Tuvieron tiempo de compartir un pitillo antes de que llegara el 27. Nikki y Leanne la despidieron como si se fuera a algún sitio agradable. En el último momento, Krystal tuvo miedo y deseó gritar «¡Venid conmigo!», pero el autobús ya se apartaba del bordillo y Nikki y Leanne se alejaban, cotilleando.
El asiento era de una tela vieja, áspera y maloliente. El autobús traqueteó por la calle que rodeaba el centro comercial y dobló a la derecha para tomar una avenida importante flanqueada por las tiendas de las marcas más conocidas.

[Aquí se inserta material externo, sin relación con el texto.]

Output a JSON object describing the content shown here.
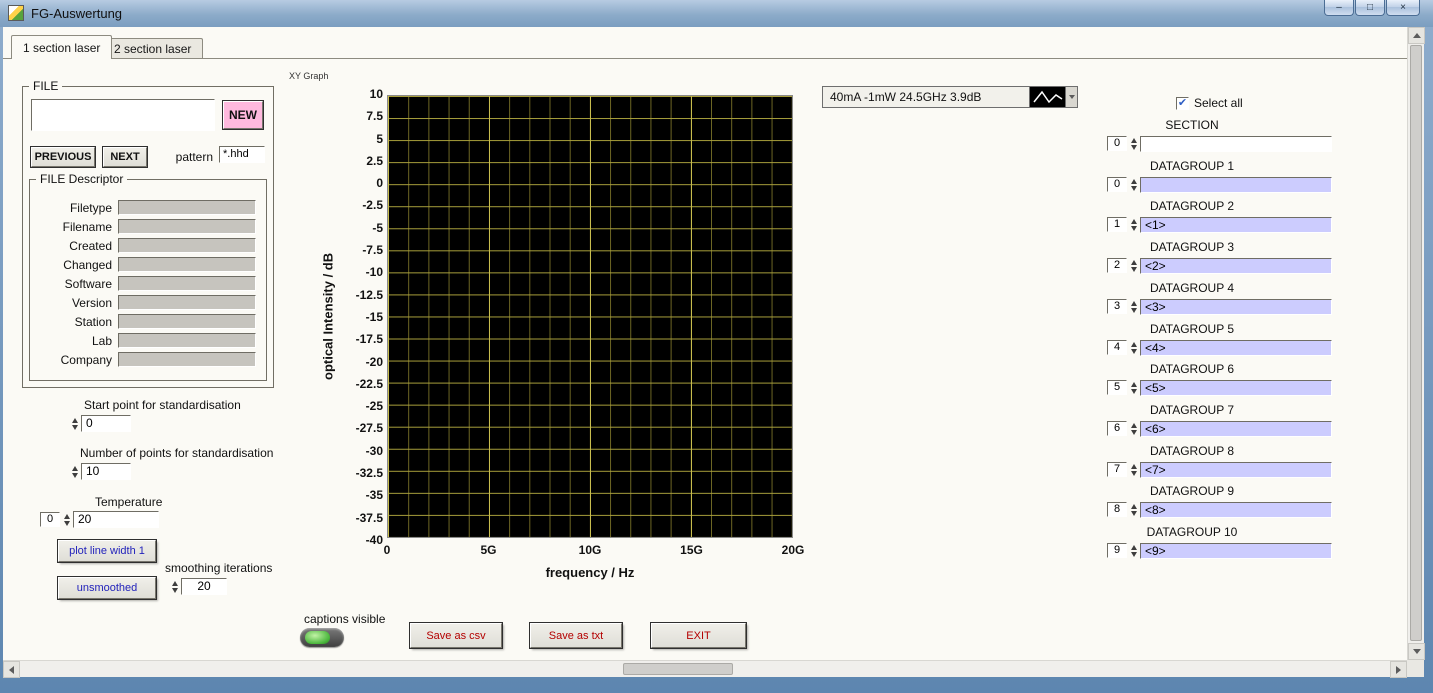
{
  "window": {
    "title": "FG-Auswertung",
    "controls": {
      "minimize": "–",
      "maximize": "□",
      "close": "×"
    }
  },
  "tabs": {
    "tab1": "1 section laser",
    "tab2": "2 section laser"
  },
  "file_panel": {
    "frame_label": "FILE",
    "path_value": "",
    "new_button": "NEW",
    "previous_button": "PREVIOUS",
    "next_button": "NEXT",
    "pattern_label": "pattern",
    "pattern_value": "*.hhd",
    "descriptor": {
      "frame_label": "FILE Descriptor",
      "rows": [
        {
          "label": "Filetype",
          "value": ""
        },
        {
          "label": "Filename",
          "value": ""
        },
        {
          "label": "Created",
          "value": ""
        },
        {
          "label": "Changed",
          "value": ""
        },
        {
          "label": "Software",
          "value": ""
        },
        {
          "label": "Version",
          "value": ""
        },
        {
          "label": "Station",
          "value": ""
        },
        {
          "label": "Lab",
          "value": ""
        },
        {
          "label": "Company",
          "value": ""
        }
      ]
    }
  },
  "standardisation": {
    "start_label": "Start point for standardisation",
    "start_value": "0",
    "points_label": "Number of points for standardisation",
    "points_value": "10",
    "temperature_label": "Temperature",
    "temperature_index": "0",
    "temperature_value": "20",
    "plot_line_width_button": "plot line width 1",
    "smoothing_button": "unsmoothed",
    "smoothing_label": "smoothing iterations",
    "smoothing_value": "20"
  },
  "graph": {
    "name": "XY Graph",
    "legend_text": "40mA  -1mW 24.5GHz 3.9dB",
    "y_axis_label": "optical Intensity / dB",
    "x_axis_label": "frequency / Hz",
    "y_ticks": [
      "10",
      "7.5",
      "5",
      "2.5",
      "0",
      "-2.5",
      "-5",
      "-7.5",
      "-10",
      "-12.5",
      "-15",
      "-17.5",
      "-20",
      "-22.5",
      "-25",
      "-27.5",
      "-30",
      "-32.5",
      "-35",
      "-37.5",
      "-40"
    ],
    "x_ticks": [
      "0",
      "5G",
      "10G",
      "15G",
      "20G"
    ],
    "y_range": [
      -40,
      10
    ],
    "x_range_hz": [
      0,
      20000000000
    ]
  },
  "right_panel": {
    "select_all_label": "Select all",
    "select_all_checked": true,
    "groups": [
      {
        "label": "SECTION",
        "index": "0",
        "value": ""
      },
      {
        "label": "DATAGROUP 1",
        "index": "0",
        "value": ""
      },
      {
        "label": "DATAGROUP 2",
        "index": "1",
        "value": "<1>"
      },
      {
        "label": "DATAGROUP 3",
        "index": "2",
        "value": "<2>"
      },
      {
        "label": "DATAGROUP 4",
        "index": "3",
        "value": "<3>"
      },
      {
        "label": "DATAGROUP 5",
        "index": "4",
        "value": "<4>"
      },
      {
        "label": "DATAGROUP 6",
        "index": "5",
        "value": "<5>"
      },
      {
        "label": "DATAGROUP 7",
        "index": "6",
        "value": "<6>"
      },
      {
        "label": "DATAGROUP 8",
        "index": "7",
        "value": "<7>"
      },
      {
        "label": "DATAGROUP 9",
        "index": "8",
        "value": "<8>"
      },
      {
        "label": "DATAGROUP 10",
        "index": "9",
        "value": "<9>"
      }
    ]
  },
  "footer": {
    "captions_label": "captions visible",
    "save_csv_button": "Save as csv",
    "save_txt_button": "Save as txt",
    "exit_button": "EXIT"
  },
  "icons": {
    "check": "✔"
  },
  "colors": {
    "button_blue_text": "#2222bb",
    "button_red_text": "#b40000",
    "datagroup_field": "#ccccfe",
    "new_button_pink": "#ffb9de",
    "grid_major": "#c8bd4e",
    "grid_minor": "#6e6724",
    "led_green": "#49b63b"
  }
}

El miedo se agitaba como un feto en el vientre de Krystal. Sabía que la abuelita Cath era cada vez más mayor y más frágil, pero había tenido la vaga esperanza de que recuperara la vitalidad, de que volviera de algún modo a aquella flor de la vida que tanto había parecido durar; que el pelo se le pusiera negro otra vez, que se le enderezara la columna y la memoria se le volviera tan afilada como la lengua. Nunca se le había ocurrido que la abuelita Cath pudiera morirse; siempre la había asociado con la resistencia y la invulnerabilidad. De haberlos considerado siquiera, el pecho deforme y el entramado de arrugas en el rostro de la abuelita le habrían parecido honrosas cicatrices sufridas en su triunfal batalla por la supervivencia. Ninguna persona cercana a Krystal había muerto de vejez.